Climate models have shown that this iconic plant, which exists only in the Mojave Desert region of the US between 1,300 and 5,900 feet elevation, will lose 90 percent of its range in eastern California by 2100.
Basically, the Joshua trees, which grow to more than 40 feet tall, reproduce and disperse too slowly to keep up with climate change. They have survived this long because they developed a shallow network of roots, that spreads about 18 feet around each plant to suck up the infrequent rainwater.
Without nectar to attract pollinators, Joshua Trees rely solely on the tiny yucca moth for pollination, a creature that at first appears unassuming but on closer inspection sports unique bizarre, tentacle-like fronds from its mouth. And the yucca moth depends on the Joshua Tree for its survival.

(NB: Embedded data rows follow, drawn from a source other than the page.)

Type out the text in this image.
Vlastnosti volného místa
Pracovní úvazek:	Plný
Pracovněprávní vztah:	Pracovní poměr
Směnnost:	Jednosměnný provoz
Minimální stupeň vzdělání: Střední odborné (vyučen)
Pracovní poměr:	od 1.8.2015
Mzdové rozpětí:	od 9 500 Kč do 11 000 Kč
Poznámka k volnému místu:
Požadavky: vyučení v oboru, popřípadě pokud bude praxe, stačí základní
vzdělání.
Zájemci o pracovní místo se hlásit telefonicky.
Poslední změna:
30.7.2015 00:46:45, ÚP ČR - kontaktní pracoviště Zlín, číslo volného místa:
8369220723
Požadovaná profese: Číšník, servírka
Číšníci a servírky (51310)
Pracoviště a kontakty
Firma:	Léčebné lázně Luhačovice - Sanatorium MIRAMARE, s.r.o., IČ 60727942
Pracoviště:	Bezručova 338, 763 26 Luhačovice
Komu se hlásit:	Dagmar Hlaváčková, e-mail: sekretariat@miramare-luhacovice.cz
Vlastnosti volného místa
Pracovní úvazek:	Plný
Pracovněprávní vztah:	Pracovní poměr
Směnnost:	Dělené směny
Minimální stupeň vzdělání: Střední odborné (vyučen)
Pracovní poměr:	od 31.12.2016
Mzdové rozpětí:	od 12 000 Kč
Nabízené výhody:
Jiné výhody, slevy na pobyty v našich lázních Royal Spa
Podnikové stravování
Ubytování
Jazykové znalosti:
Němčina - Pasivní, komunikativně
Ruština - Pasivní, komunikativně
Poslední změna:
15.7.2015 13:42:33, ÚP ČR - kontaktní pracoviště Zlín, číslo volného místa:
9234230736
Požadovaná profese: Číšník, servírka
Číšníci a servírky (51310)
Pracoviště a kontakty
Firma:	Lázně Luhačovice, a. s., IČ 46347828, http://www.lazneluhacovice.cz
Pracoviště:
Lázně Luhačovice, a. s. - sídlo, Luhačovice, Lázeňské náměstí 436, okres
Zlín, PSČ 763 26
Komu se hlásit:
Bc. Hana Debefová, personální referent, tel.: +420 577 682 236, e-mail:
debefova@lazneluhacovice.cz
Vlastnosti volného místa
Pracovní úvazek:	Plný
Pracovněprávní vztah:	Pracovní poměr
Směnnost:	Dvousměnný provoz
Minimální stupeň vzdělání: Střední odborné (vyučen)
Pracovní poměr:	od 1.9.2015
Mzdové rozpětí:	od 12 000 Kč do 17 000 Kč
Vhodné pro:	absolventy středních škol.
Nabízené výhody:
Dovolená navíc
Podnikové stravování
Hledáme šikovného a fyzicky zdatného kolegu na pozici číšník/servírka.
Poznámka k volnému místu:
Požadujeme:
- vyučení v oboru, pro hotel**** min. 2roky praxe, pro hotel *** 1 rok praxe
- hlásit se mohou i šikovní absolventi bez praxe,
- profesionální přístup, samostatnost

Over Dodge’s time in the Mojave National Preserve, and also during a 2019 residency in the Prime Desert Woodland Preserve in Lancaster, Calif., Dodge continues to get to know these plants, who she now considers her friends.
“Like many of my human friends, they have a tough exterior, but a sweetness within,” Dodge explained. “They need us now and with this exhibit I hope to bring more awareness of their plight.”
In the exhibit, she deconstructs the Joshua Tree spikes into separate stories of survival, love, and loneliness. She deconstructs photos of the plants into a scribbled S.O.S. on their behalf. And she constructs a powerful installation that shows ugliness and beauty are as symbiotic as the Joshua Tree and the yucca moth.